O PT não foi, nem será nunca, o partido dos trabalhadores. A sua ação sempre se pautará pela defesa da minoria exploradora, pelo aprofundamento do capitalismo, pela defesa das instituições que garantem o exercício de poder por essa mesma minoria, afastando “as massas da administração, da liberdade de reunião e de imprensa, etc.” (V. I. Lénine, A Revolução Proletária e o Renegado Kautsky), tentando escamotear o facto de que, na realidade, “mil barreiras fecham às massas trabalhadoras a participação no parlamento burguês (que nunca resolve as questões mais importantes na democracia burguesa: estas são resolvidas pela Bolsa e pelos bancos)” (V. I. Lénine, A Revolução Proletária e o Renegado Kautsky). Sem nunca se posicionar ideologicamente do ponto de vista das classes oprimidas, o PT, através da corrupção, da mentira, do engano, tentou sempre fazer crer às massas exploradas que a ordem capitalista, e as desigualdades que lhe são inerentes, são uma inevitabilidade histórica.

Lutar pelo Trabalho, contra o Capital

A classe operária, as diferentes camadas de trabalhadores, os estratos mais empobrecidos da população têm razões para sair à rua.

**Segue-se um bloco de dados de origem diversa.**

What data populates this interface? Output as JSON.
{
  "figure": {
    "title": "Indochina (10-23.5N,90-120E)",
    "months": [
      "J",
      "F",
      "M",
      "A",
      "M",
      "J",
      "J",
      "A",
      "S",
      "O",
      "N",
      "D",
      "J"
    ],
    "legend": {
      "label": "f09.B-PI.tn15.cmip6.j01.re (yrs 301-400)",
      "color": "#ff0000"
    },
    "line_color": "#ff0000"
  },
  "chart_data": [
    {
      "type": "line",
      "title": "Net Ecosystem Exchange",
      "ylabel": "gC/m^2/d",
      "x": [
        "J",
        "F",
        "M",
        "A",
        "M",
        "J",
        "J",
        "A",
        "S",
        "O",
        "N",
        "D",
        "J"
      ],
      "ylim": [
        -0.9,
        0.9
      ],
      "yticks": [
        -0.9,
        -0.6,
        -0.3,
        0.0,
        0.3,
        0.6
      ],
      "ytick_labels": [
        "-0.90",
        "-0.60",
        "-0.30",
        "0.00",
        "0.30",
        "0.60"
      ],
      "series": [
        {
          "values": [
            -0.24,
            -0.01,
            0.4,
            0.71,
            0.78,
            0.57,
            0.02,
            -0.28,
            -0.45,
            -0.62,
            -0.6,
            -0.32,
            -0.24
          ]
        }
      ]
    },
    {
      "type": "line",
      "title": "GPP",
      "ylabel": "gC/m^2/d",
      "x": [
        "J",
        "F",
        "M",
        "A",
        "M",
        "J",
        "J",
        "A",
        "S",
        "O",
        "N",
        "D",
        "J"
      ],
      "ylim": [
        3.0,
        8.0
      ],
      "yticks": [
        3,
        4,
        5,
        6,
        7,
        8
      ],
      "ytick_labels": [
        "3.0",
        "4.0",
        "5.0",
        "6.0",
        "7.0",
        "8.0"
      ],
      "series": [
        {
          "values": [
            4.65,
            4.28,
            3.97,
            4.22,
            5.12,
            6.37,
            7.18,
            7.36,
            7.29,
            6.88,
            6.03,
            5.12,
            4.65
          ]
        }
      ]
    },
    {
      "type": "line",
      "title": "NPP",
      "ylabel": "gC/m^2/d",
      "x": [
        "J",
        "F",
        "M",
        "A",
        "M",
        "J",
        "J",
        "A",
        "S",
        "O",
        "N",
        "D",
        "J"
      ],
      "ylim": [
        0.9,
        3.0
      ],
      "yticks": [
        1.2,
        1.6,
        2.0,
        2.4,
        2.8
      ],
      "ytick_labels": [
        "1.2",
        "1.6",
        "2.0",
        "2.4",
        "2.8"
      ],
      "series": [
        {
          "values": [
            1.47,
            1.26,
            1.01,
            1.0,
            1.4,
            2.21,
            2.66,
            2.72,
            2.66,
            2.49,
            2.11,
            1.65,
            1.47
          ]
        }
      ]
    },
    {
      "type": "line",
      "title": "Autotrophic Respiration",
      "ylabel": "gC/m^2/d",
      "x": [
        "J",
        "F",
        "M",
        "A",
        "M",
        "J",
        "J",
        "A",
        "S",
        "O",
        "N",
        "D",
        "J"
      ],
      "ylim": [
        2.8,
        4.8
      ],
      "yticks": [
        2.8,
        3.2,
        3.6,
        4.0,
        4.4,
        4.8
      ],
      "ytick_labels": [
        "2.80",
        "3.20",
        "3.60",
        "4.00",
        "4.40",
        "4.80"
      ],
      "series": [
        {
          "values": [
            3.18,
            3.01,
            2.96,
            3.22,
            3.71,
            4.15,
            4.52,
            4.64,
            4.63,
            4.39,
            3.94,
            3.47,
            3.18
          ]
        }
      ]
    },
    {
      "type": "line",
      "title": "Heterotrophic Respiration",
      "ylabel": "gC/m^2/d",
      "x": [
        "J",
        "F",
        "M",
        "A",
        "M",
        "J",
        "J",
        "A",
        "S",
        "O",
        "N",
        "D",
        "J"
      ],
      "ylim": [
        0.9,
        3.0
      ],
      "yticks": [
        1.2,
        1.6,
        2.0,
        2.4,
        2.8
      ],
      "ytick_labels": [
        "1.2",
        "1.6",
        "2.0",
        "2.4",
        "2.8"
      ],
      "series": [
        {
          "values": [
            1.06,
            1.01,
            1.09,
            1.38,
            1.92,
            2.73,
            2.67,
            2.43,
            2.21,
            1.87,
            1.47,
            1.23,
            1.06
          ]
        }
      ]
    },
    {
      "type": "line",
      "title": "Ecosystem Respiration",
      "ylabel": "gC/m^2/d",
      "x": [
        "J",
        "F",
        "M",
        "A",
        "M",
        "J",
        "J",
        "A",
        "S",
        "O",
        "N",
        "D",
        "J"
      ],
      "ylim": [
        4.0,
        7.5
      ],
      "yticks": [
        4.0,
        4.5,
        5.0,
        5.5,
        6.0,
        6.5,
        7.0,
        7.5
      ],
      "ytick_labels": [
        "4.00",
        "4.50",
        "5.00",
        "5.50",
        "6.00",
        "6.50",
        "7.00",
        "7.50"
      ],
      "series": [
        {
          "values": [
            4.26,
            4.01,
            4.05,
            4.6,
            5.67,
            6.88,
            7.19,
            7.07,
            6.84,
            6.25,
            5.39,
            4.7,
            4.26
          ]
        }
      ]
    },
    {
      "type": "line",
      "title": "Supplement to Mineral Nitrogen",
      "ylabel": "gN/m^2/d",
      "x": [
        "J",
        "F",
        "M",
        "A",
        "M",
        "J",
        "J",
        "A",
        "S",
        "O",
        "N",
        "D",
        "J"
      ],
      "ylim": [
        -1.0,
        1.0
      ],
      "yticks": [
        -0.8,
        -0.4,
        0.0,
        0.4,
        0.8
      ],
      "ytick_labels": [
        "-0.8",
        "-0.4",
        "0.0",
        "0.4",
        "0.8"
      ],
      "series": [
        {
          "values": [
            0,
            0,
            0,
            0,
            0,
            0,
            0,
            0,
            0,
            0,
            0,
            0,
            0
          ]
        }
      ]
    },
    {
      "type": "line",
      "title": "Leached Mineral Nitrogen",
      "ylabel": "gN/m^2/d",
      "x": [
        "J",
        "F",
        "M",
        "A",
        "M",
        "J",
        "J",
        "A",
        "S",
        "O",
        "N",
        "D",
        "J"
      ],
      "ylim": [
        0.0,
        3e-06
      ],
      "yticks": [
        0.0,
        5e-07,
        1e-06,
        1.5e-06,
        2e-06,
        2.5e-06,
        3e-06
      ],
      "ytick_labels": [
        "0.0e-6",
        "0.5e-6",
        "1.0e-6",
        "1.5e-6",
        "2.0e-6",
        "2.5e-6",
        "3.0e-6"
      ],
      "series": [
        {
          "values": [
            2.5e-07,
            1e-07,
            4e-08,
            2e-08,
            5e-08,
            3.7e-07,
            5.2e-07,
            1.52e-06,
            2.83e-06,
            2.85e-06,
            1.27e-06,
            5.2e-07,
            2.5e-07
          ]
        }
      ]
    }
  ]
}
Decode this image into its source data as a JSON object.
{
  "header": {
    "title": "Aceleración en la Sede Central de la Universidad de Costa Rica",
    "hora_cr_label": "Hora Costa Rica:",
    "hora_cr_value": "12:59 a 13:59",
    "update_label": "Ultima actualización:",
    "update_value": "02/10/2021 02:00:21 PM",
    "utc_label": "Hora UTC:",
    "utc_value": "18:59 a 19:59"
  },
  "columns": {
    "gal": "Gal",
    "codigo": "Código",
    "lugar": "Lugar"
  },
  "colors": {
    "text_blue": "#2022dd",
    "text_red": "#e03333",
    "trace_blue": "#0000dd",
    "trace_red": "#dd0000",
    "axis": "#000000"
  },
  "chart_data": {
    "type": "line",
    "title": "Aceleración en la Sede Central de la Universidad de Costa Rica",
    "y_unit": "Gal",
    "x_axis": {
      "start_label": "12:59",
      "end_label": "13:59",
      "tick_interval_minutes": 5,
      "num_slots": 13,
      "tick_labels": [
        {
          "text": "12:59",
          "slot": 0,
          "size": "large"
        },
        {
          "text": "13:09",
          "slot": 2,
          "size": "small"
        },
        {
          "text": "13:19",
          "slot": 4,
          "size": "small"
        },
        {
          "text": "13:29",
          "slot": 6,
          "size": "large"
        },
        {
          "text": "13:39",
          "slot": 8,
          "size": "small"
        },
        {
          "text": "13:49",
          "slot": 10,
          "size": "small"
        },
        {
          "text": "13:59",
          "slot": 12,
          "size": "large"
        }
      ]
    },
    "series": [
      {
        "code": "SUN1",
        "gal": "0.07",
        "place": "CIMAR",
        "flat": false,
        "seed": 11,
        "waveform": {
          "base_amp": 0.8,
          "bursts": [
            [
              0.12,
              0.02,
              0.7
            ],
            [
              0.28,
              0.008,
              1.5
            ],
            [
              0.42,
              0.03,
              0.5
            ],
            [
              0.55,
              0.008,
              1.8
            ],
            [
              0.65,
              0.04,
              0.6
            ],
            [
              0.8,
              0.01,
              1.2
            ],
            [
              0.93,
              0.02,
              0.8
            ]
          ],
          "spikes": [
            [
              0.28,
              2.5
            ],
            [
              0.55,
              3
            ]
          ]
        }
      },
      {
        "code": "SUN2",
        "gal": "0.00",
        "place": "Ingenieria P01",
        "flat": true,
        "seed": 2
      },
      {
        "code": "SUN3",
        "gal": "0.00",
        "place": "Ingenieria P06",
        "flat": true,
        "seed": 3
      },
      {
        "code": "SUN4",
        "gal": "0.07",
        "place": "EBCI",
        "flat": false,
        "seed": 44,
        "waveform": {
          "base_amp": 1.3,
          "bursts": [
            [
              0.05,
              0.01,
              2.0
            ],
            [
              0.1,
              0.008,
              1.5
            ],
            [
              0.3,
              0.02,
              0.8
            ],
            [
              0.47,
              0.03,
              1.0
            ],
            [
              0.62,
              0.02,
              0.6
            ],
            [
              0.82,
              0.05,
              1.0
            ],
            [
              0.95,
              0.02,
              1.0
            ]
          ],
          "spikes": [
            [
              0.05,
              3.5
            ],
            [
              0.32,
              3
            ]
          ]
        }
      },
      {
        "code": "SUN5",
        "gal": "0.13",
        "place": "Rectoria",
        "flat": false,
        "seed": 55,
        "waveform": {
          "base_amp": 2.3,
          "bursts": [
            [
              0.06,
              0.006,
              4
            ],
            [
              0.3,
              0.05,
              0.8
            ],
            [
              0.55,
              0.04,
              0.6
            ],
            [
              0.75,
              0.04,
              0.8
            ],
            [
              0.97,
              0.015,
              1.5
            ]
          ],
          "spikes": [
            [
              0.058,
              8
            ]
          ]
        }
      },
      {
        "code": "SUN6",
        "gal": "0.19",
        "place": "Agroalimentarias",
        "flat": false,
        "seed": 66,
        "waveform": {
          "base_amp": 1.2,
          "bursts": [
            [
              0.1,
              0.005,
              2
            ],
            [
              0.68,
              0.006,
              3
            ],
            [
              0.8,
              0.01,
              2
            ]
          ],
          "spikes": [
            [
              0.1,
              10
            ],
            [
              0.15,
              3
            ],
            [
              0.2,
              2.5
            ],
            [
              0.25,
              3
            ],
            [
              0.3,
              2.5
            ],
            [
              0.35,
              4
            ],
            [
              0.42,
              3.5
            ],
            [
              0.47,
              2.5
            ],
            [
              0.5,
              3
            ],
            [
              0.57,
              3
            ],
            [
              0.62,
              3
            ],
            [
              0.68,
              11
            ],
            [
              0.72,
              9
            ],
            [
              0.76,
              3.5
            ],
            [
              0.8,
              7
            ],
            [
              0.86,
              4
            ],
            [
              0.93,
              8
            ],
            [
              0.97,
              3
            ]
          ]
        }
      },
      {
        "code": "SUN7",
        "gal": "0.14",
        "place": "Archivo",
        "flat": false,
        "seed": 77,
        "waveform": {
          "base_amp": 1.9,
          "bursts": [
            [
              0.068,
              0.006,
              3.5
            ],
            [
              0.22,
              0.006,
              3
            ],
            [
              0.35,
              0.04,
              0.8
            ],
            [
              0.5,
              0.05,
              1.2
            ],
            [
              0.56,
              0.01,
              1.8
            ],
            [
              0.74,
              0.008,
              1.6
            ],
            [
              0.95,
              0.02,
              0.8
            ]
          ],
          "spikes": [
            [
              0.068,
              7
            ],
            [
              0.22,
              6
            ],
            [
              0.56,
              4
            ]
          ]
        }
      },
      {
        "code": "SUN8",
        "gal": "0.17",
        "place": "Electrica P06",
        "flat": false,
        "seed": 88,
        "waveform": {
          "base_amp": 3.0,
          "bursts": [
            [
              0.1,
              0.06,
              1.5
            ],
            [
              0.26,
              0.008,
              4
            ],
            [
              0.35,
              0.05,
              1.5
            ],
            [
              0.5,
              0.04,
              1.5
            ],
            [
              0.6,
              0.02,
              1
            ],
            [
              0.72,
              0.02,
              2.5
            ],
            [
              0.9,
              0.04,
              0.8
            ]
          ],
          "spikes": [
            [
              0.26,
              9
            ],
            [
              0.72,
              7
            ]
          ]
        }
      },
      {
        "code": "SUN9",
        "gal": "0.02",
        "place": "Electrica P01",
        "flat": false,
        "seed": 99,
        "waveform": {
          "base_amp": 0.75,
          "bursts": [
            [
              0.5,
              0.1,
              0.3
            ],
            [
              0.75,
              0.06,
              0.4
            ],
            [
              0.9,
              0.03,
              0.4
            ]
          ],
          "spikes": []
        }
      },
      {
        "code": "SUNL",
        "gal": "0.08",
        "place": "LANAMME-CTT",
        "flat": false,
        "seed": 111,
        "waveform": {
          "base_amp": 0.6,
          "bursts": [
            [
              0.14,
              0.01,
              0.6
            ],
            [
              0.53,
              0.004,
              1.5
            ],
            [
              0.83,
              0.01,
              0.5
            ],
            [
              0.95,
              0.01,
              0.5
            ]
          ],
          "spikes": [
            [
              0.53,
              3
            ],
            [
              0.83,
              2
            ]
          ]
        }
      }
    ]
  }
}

No quadro atual da luta entre Trabalho e Capital, a maioria explorada deve abrir caminho para lutas maiores e obrigar o capital a retroceder: combater o plano de privatizações impulsionado por Fernando Henrique Cardoso e prosseguido por Lula e por Dilma, exigir a prometida e traída Reforma Agrária, lutar contra a precariedade laboral, contra o trabalho escravo que subsiste em muitos setores, pela dignidade no trabalho, por condições de habitação dignas, pela reposição dos cortes nos programas sociais, contra a promiscuidade entre o Estado e os interesses econômicos de uma minoria, por uma educação e por um serviço de saúde públicos, universais e de qualidade, contra a exclusão e marginalização social de camadas da população pertencentes à maioria explorada, contra os megaprojetos do agronegócio e da agroindústria, contra a entrega da Natureza à iniciativa privada, pela salvaguarda do direito à terra dos povos ameríndios, contra o assassinato e a perseguição a líderes e militantes de movimentos sociais e políticos.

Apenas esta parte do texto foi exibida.